Glamour quickly attached itself to the development as the era’s megastars, including Rudolph Valentino, Charlie Chaplin, Mary Pickford and Will Rogers, built their mansions here. (Rogers even held court as the city’s first mayor, after being appointed to the post in 1926.) The still cheap and scenic land parcels they snatched up were close to Hollywood’s studios, yet far enough into the country that they could horseback ride to each other’s estates, often using a rutted dirt road that traced an 18th century cattle trail stretching from downtown to the Pacific. Whoever started calling it Sunset Boulevard must have said it with a smile.
The lushness with which we now associate Beverly Hills was as deliberate as a movie set: At the city’s inception, residential lawns were required by law, and thousands of pines, eucalyptus trees and jacarandas were planted alongside curved streets laid out by Wilbur D. Cook, a protege of the renowned Olmsted Brothers landscape architects.
Originally hoping to find oil here, land developers built a subdivision whose main street they named after their drilling venture, The Rodeo Land and Water Company. If they could see the Chanel, Hermès, Prada and Louis Vuitton boutiques overflowing on Rodeo Drive today, they might argue they had discovered oil after all.
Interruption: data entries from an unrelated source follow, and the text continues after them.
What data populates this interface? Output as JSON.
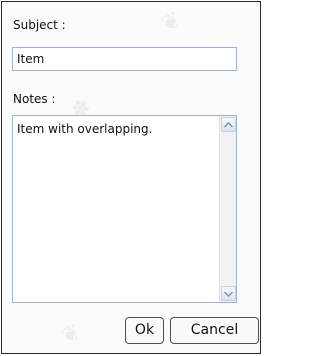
{
  "form": {
    "subject_label": "Subject :",
    "subject_value": "Item",
    "notes_label": "Notes :",
    "notes_value": "Item with overlapping."
  },
  "buttons": {
    "ok_label": "Ok",
    "cancel_label": "Cancel"
  },
  "colors": {
    "field_border": "#9db3d6",
    "panel_border": "#2b2b2b",
    "background": "#fbfbfb"
  },
  "icons": {
    "scroll_up": "chevron-up-icon",
    "scroll_down": "chevron-down-icon"
  }
}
They were dreamers, but they were so stubborn against all obstacles that, a century later, the mantel of the grace they willed upon this scrubland is internationally recognized. Even the ZIP code, 90210, is one of the most coveted in the world, while the Golden Triangle, bordered by Wilshire, Santa Monica and Rexford, attracts luxury shoppers from San Diego to Dubai.
And the dreaming continues. As part of the city’s centennial celebrations, art installations, a concert at Saban Theater and mass garden plantings are scheduled for 2014, anchored by a March 23 street party replete with a giant Guittard chocolate cake on—where else?—Rodeo Drive. Even local hotels are getting into the birthday spirit with their Suite 100 program. And, of course, there’s the Wallis Annenberg Center for the Performing Arts, which is ushering in a new era of entertainment for generations to come.
So happy centennial, Beverly Hills! Even though you’re the grand old lady of L.A.’s western reaches, you are looking more vivacious than ever—but what else would one expect from a star?